The plantation was established in 1895 by Will Dockery (1865–1936) when the Delta was still a wilderness of forest and swamp. The land was cleared and planted with cotton. The opening of a branch of the Yazoo and Mississippi Valley Railroad, known as the Yellow Dog, allowed for development around the remote site, and sometime around 1900, Dockery connected his plantation with a local line whose twisting path earned it the nickname the “Pea Vine.”
Dockery Plantation eventually supported more than 2,000 workers. A Mississippi Blues Trail marker at the site calls it “one of the primal centers” for blues music in the state: “For nearly three decades the plantation was intermittently the home of Charley Patton (c. 1891-1934), the most important early Delta blues musician. Patton himself learned from fellow Dockery resident Henry Sloan and influenced many other musicians who came here, including Howlin’ Wolf, Willie Brown, Tommy Johnson, and Roebuck “Pops” Staples.”
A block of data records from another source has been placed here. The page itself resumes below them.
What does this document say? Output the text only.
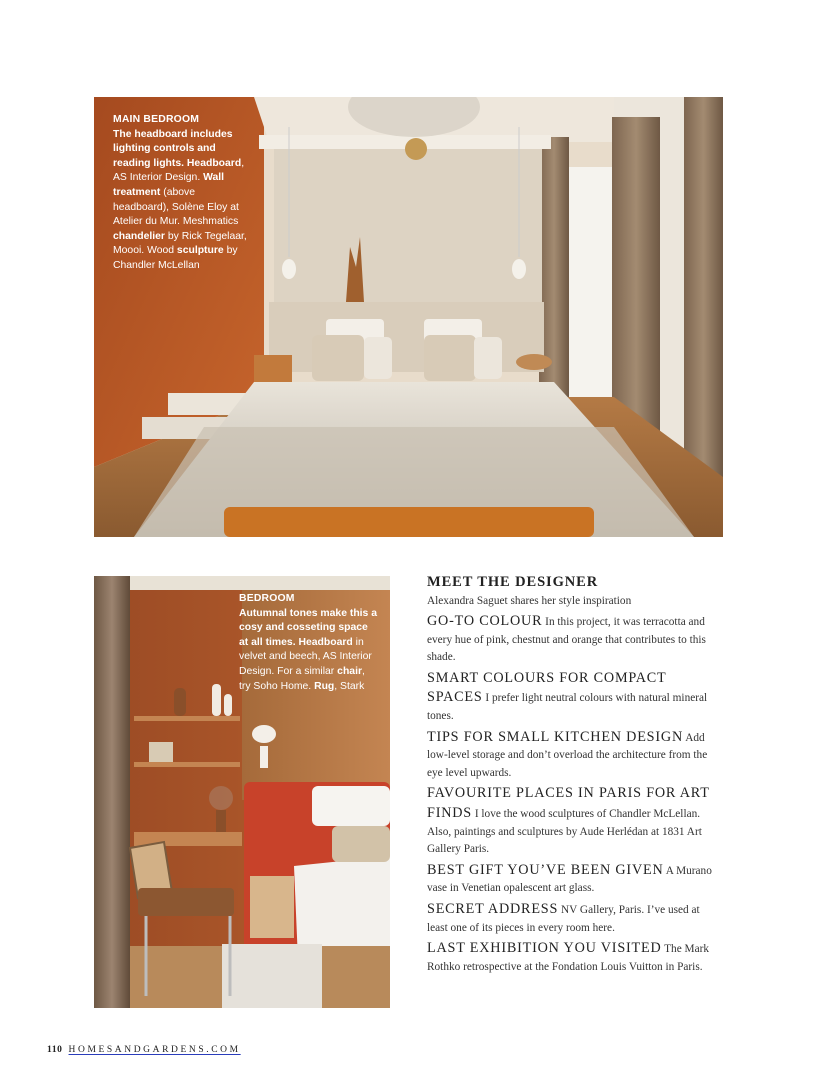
MAIN BEDROOM
The headboard includes lighting controls and reading lights. Headboard, AS Interior Design. Wall treatment (above headboard), Solène Eloy at Atelier du Mur. Meshmatics chandelier by Rick Tegelaar, Moooi. Wood sculpture by Chandler McLellan
BEDROOM
Autumnal tones make this a cosy and cosseting space at all times. Headboard in velvet and beech, AS Interior Design. For a similar chair, try Soho Home. Rug, Stark
MEET THE DESIGNER

Alexandra Saguet shares her style inspiration

GO-TO COLOUR In this project, it was terracotta and every hue of pink, chestnut and orange that contributes to this shade.

SMART COLOURS FOR COMPACT SPACES I prefer light neutral colours with natural mineral tones.

TIPS FOR SMALL KITCHEN DESIGN Add low-level storage and don’t overload the architecture from the eye level upwards.

FAVOURITE PLACES IN PARIS FOR ART FINDS I love the wood sculptures of Chandler McLellan. Also, paintings and sculptures by Aude Herlédan at 1831 Art Gallery Paris.

BEST GIFT YOU’VE BEEN GIVEN A Murano vase in Venetian opalescent art glass.

SECRET ADDRESS NV Gallery, Paris. I’ve used at least one of its pieces in every room here.

LAST EXHIBITION YOU VISITED The Mark Rothko retrospective at the Fondation Louis Vuitton in Paris.

110 HOMESANDGARDENS.COM
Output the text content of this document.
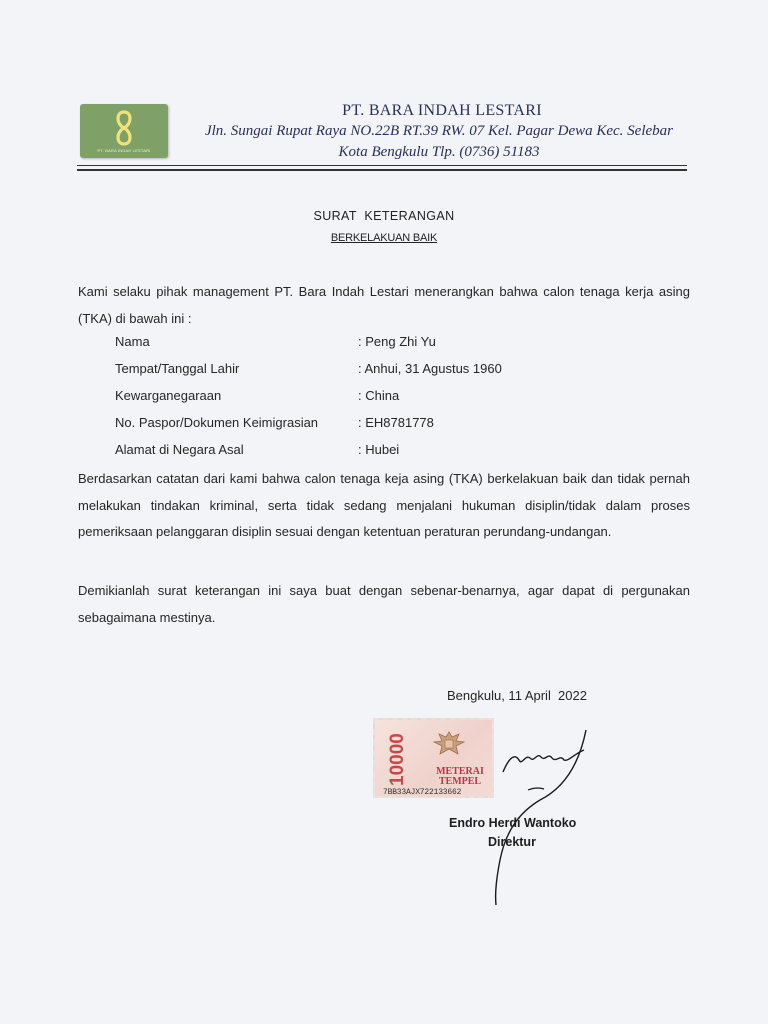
PT. BARA INDAH LESTARI
PT. BARA INDAH LESTARI
Jln. Sungai Rupat Raya NO.22B RT.39 RW. 07 Kel. Pagar Dewa Kec. Selebar
Kota Bengkulu Tlp. (0736) 51183
SURAT  KETERANGAN
BERKELAKUAN BAIK
Kami selaku pihak management PT. Bara Indah Lestari menerangkan bahwa calon tenaga kerja asing (TKA) di bawah ini :
Nama	: Peng Zhi Yu
Tempat/Tanggal Lahir	: Anhui, 31 Agustus 1960
Kewarganegaraan	: China
No. Paspor/Dokumen Keimigrasian	: EH8781778
Alamat di Negara Asal	: Hubei
Berdasarkan catatan dari kami bahwa calon tenaga keja asing (TKA) berkelakuan baik dan tidak pernah melakukan tindakan kriminal, serta tidak sedang menjalani hukuman disiplin/tidak dalam proses pemeriksaan pelanggaran disiplin sesuai dengan ketentuan peraturan perundang-undangan.
Demikianlah surat keterangan ini saya buat dengan sebenar-benarnya, agar dapat di pergunakan sebagaimana mestinya.
Bengkulu, 11 April  2022
10000	METERAI
TEMPEL
7BB33AJX722133662
Endro Herdi Wantoko
Direktur
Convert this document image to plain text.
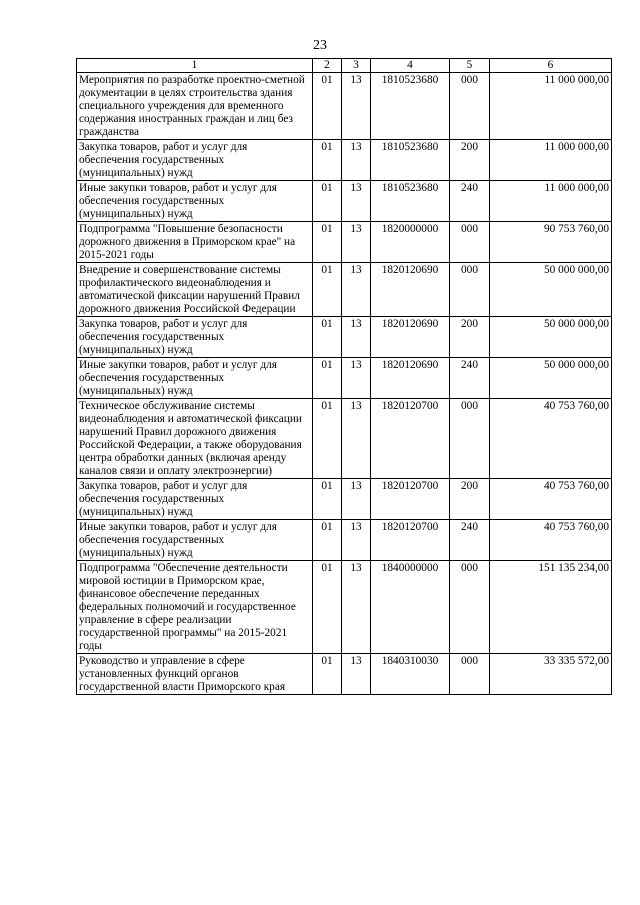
23
1	2	3	4	5	6
Мероприятия по разработке проектно-сметной документации в целях строительства здания специального учреждения для временного содержания иностранных граждан и лиц без гражданства	01	13	1810523680	000	11 000 000,00
Закупка товаров, работ и услуг для обеспечения государственных (муниципальных) нужд	01	13	1810523680	200	11 000 000,00
Иные закупки товаров, работ и услуг для обеспечения государственных (муниципальных) нужд	01	13	1810523680	240	11 000 000,00
Подпрограмма "Повышение безопасности дорожного движения в Приморском крае" на 2015-2021 годы	01	13	1820000000	000	90 753 760,00
Внедрение и совершенствование системы профилактического видеонаблюдения и автоматической фиксации нарушений Правил дорожного движения Российской Федерации	01	13	1820120690	000	50 000 000,00
Закупка товаров, работ и услуг для обеспечения государственных (муниципальных) нужд	01	13	1820120690	200	50 000 000,00
Иные закупки товаров, работ и услуг для обеспечения государственных (муниципальных) нужд	01	13	1820120690	240	50 000 000,00
Техническое обслуживание системы видеонаблюдения и автоматической фиксации нарушений Правил дорожного движения Российской Федерации, а также оборудования центра обработки данных (включая аренду каналов связи и оплату электроэнергии)	01	13	1820120700	000	40 753 760,00
Закупка товаров, работ и услуг для обеспечения государственных (муниципальных) нужд	01	13	1820120700	200	40 753 760,00
Иные закупки товаров, работ и услуг для обеспечения государственных (муниципальных) нужд	01	13	1820120700	240	40 753 760,00
Подпрограмма "Обеспечение деятельности мировой юстиции в Приморском крае, финансовое обеспечение переданных федеральных полномочий и государственное управление в сфере реализации государственной программы" на 2015-2021 годы	01	13	1840000000	000	151 135 234,00
Руководство и управление в сфере установленных функций органов государственной власти Приморского края	01	13	1840310030	000	33 335 572,00
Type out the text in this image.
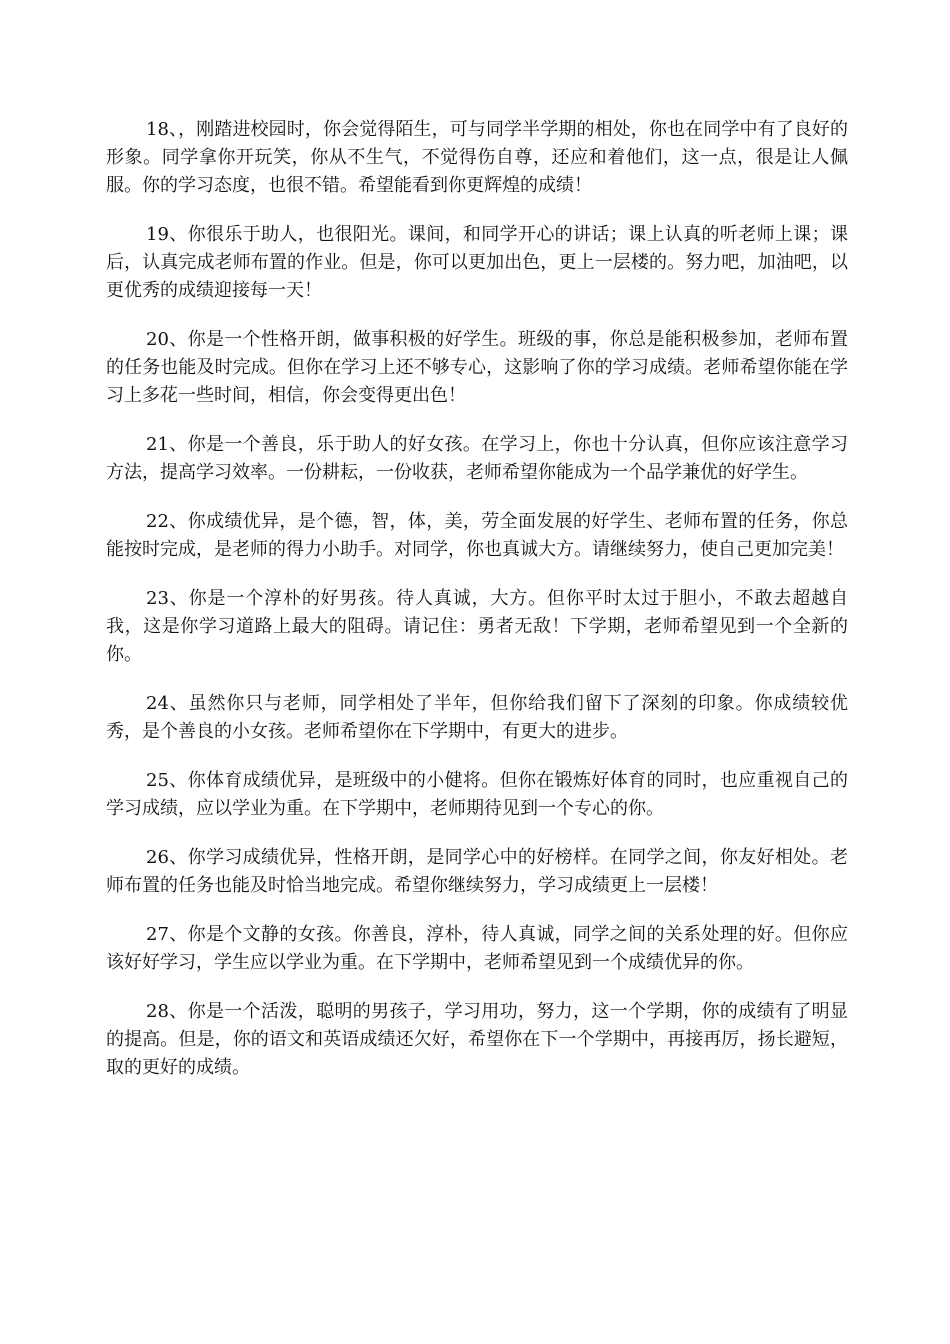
18、，刚踏进校园时，你会觉得陌生，可与同学半学期的相处，你也在同学中有了良好的形象。同学拿你开玩笑，你从不生气，不觉得伤自尊，还应和着他们，这一点，很是让人佩服。你的学习态度，也很不错。希望能看到你更辉煌的成绩！

19、你很乐于助人，也很阳光。课间，和同学开心的讲话；课上认真的听老师上课；课后，认真完成老师布置的作业。但是，你可以更加出色，更上一层楼的。努力吧，加油吧，以更优秀的成绩迎接每一天！

20、你是一个性格开朗，做事积极的好学生。班级的事，你总是能积极参加，老师布置的任务也能及时完成。但你在学习上还不够专心，这影响了你的学习成绩。老师希望你能在学习上多花一些时间，相信，你会变得更出色！

21、你是一个善良，乐于助人的好女孩。在学习上，你也十分认真，但你应该注意学习方法，提高学习效率。一份耕耘，一份收获，老师希望你能成为一个品学兼优的好学生。

22、你成绩优异，是个德，智，体，美，劳全面发展的好学生、老师布置的任务，你总能按时完成，是老师的得力小助手。对同学，你也真诚大方。请继续努力，使自己更加完美！

23、你是一个淳朴的好男孩。待人真诚，大方。但你平时太过于胆小，不敢去超越自我，这是你学习道路上最大的阻碍。请记住：勇者无敌！下学期，老师希望见到一个全新的你。

24、虽然你只与老师，同学相处了半年，但你给我们留下了深刻的印象。你成绩较优秀，是个善良的小女孩。老师希望你在下学期中，有更大的进步。

25、你体育成绩优异，是班级中的小健将。但你在锻炼好体育的同时，也应重视自己的学习成绩，应以学业为重。在下学期中，老师期待见到一个专心的你。

26、你学习成绩优异，性格开朗，是同学心中的好榜样。在同学之间，你友好相处。老师布置的任务也能及时恰当地完成。希望你继续努力，学习成绩更上一层楼！

27、你是个文静的女孩。你善良，淳朴，待人真诚，同学之间的关系处理的好。但你应该好好学习，学生应以学业为重。在下学期中，老师希望见到一个成绩优异的你。

28、你是一个活泼，聪明的男孩子，学习用功，努力，这一个学期，你的成绩有了明显的提高。但是，你的语文和英语成绩还欠好，希望你在下一个学期中，再接再厉，扬长避短，取的更好的成绩。
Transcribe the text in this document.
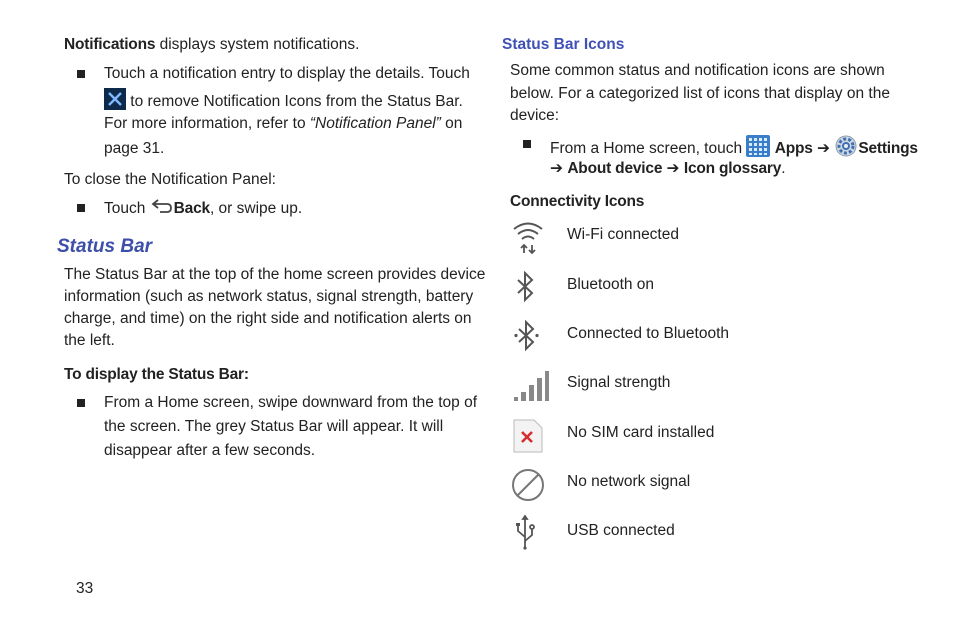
Notifications displays system notifications.
Touch a notification entry to display the details. Touch
to remove Notification Icons from the Status Bar.
For more information, refer to “Notification Panel” on
page 31.
To close the Notification Panel:
Touch Back, or swipe up.
Status Bar
The Status Bar at the top of the home screen provides device
information (such as network status, signal strength, battery
charge, and time) on the right side and notification alerts on
the left.
To display the Status Bar:
From a Home screen, swipe downward from the top of
the screen. The grey Status Bar will appear. It will
disappear after a few seconds.
Status Bar Icons
Some common status and notification icons are shown
below. For a categorized list of icons that display on the
device:
From a Home screen, touch  Apps ➔ Settings
➔ About device ➔ Icon glossary.
Connectivity Icons
Wi-Fi connected
Bluetooth on
Connected to Bluetooth
Signal strength
No SIM card installed
No network signal
USB connected
33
Dockery Farms consists of eight original buildings—a commissary storage building, a cotton gin, a cotton shed, a hay barn, a seed house, a service station, a mule trough station, and a storage shed. The structures were designed and built by Will Dockery and his farm workers.
The property was added to the National Register of Historic Places in 2006. Dockery Farms was designated at the request of the Dockery Farms Foundation, which currently manages the site.
The Mississippi Landmark designation is the highest form of recognition bestowed on properties by the state and offers the fullest protection against changes that might alter a property’s historic character.
MDAH maintains an ongoing survey of likely Mississippi Landmark properties, and welcomes nominations by communities or private citizens. Although the program was designed for public properties, owners may nominate their own historically significant properties. Proposed changes to a Mississippi Landmark must be approved in advance by the Permit Committee of the Board of Trustees of the Department of Archives and History.